Der Commonwealth ist ein loser freiwilliger Staatenbund, der derzeit 56 Mitglieder hat. Sie haben gemein, dass sie frühere Kolonien von Grossbritannien waren. Noch heute kriminalisieren 29 dieser Länder, und damit mehr als die Hälfte, Homosexualität, und dies basierend auf Strafgesetzen, deren Ursprung auf die britische Herrschaft zurückgehen. Bei sechs dieser Staaten drohen dabei noch immer lebenslange Haftstrafen.
Die Demonstrierenden, und allen voran Peter Tatchell, forderten König Charles auf, sich offiziell bei der LGBTI+ Community zu entschuldigen und moralische Führungsstärke zu zeigen. In einem offnenen Brief forderte Tatchell den König dazu auf, anzuerkennen, dass Grossbritannien diese Gesetze eingeführt hat, und er solle zudem sein Bedauern für den Schaden ausdrücken, der damit angerichtet wurde.
Damit soll auch ein Zeichen an jene Länder des Commonwealth gesendet werden, welche noch immer LGBTI+ feindliche Gesetze kennen. So soll mit dieser Entschuldigung signalisiert werden, dass die Kriminalisierung von gleichgeschlechtlichen Handlungen in diesen Ländern kein einheimisches moralisches Erbe ist, sondern auf die Kolonisation zurückzuführen ist. Die Gleichstellung der Rechte für LGBTI+ sei daher mit den in der Commonwealth Charta verankerten Menschenrechten gut zu vereinbaren. Zudem würde den Commonwealth-Staaten damit keine Politik vorgeschrieben, sondern es würde ein Klima unterstützt, wie diese Gesetze durch sie selber aufgehoben werden könnten.

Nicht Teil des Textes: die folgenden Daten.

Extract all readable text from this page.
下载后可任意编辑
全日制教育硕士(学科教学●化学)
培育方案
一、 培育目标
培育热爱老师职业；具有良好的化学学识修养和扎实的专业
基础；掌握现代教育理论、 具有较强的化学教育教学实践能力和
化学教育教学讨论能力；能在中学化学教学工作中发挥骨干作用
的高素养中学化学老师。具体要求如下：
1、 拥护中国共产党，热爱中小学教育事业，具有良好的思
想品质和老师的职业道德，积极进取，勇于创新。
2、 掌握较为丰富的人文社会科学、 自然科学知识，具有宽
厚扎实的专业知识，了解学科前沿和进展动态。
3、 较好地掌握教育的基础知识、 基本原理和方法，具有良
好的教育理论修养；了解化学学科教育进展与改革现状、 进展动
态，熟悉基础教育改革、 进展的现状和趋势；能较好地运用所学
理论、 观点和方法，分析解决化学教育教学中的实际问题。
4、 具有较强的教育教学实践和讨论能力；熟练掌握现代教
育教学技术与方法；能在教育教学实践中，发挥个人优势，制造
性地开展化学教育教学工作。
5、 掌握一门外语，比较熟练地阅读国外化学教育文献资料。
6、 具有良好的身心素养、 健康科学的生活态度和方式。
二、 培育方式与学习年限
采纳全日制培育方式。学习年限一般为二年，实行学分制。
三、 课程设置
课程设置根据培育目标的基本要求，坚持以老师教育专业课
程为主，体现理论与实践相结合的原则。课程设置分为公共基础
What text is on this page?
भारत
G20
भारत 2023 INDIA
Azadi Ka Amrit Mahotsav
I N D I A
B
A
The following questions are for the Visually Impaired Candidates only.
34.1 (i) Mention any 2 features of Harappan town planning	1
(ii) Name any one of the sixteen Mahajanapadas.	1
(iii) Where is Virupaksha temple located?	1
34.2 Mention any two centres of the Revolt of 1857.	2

Dass ein solches Statement des Königs heute immer wichtiger wird, erklärte im Vorfeld des Commonwealth-Gottesdienstes auch der Human Dignity Trust. Länder wie Ghana, Nigeria oder auch Uganda würden ihre vom britischen Empire übernommenen Gesetze nun noch weiter verschärfen, oder es würden zumindest Pläne diesbezüglich bestehen.
Das Ziel sowohl des Human Dignity Trust, wie auch der Peter Thatchell Foundation ist klar: Die Länder sollen dazu gebracht werden, damit sie diese Gesetze abschaffen, um queere Menschen nicht länger Gewalt, Diskriminierungen, Stigmatisierungen und Vorurteilen auszusetzen. Diese haben verschiedenste Auswirkungen, wie etwa auch ein eingeschränkter Zugang zum Gesundheitssystem mit all den damit verbundenen Konsequenzen.
Ein Reaktion des Königs bezüglich der Entschuldigung ist noch offen.